Brasília - A consultoria Projeto, empresa do ministro-chefe da Casa Civil, Antonio Palocci, divulgou ontem uma nota alegando que em todos os contratos firmados com os clientes há uma cláusula de confidencialidade que impede a divulgação de informações das partes.

A divulgação da lista de clientes é uma das reivindicações da oposição no Congresso. O ministro está sendo pressionado por parlamentares da oposição a esclarecer o crescimento de seu patrimônio depois que uma reportagem do jornal "Folha de S. Paulo" revelou, no domingo, que um aumento de 20 vezes em quatro anos.

Os parlamentares querem saber se as empresas que contrataram a Projeto tiveram alguma vantagem no governo, o que poderia configurar a prática de tráfico de influência.

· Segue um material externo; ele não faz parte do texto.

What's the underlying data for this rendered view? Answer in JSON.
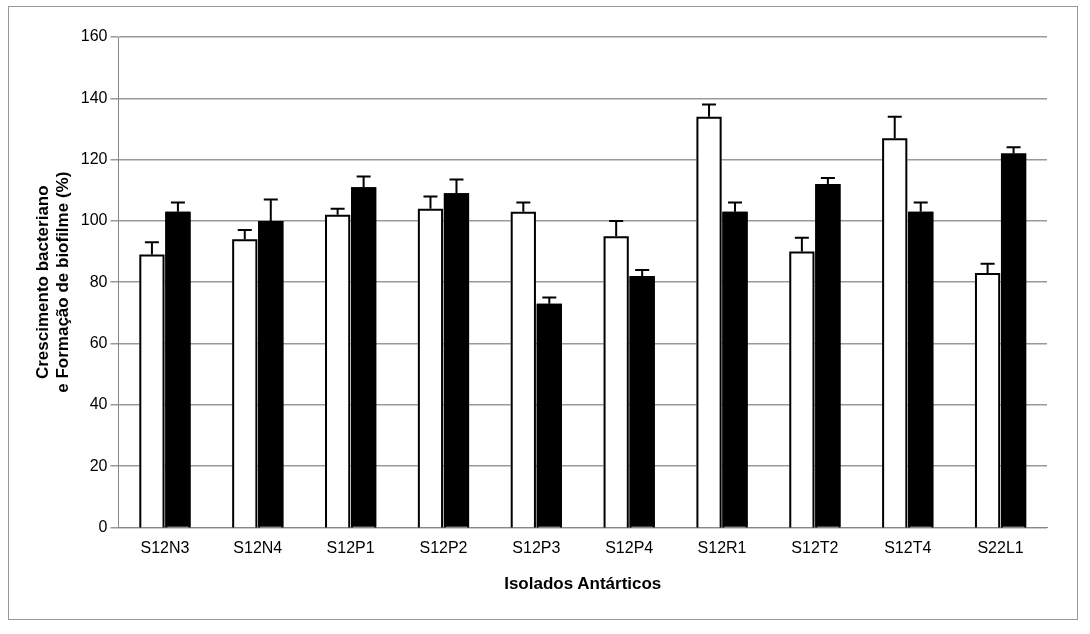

"Esta cláusula inclui confidencialidade sobre itens como informações técnicas, financeiras ou comerciais, modelos, nomes de clientes de fato ou potenciais, propostas, projetos, relatórios, planejamento, fatos, ou métodos operacionais", diz a nota.

A empresa também rebate as informações publicadas ontem pelo jornal "Folha de S. Paulo", informando que o faturamento da Projeto em 2010 foi de aproximadamente R$ 20 milhões. "A Projeto não confirma os valores divulgados ontem pela imprensa", diz a texto enviado pela assessoria da consultoria.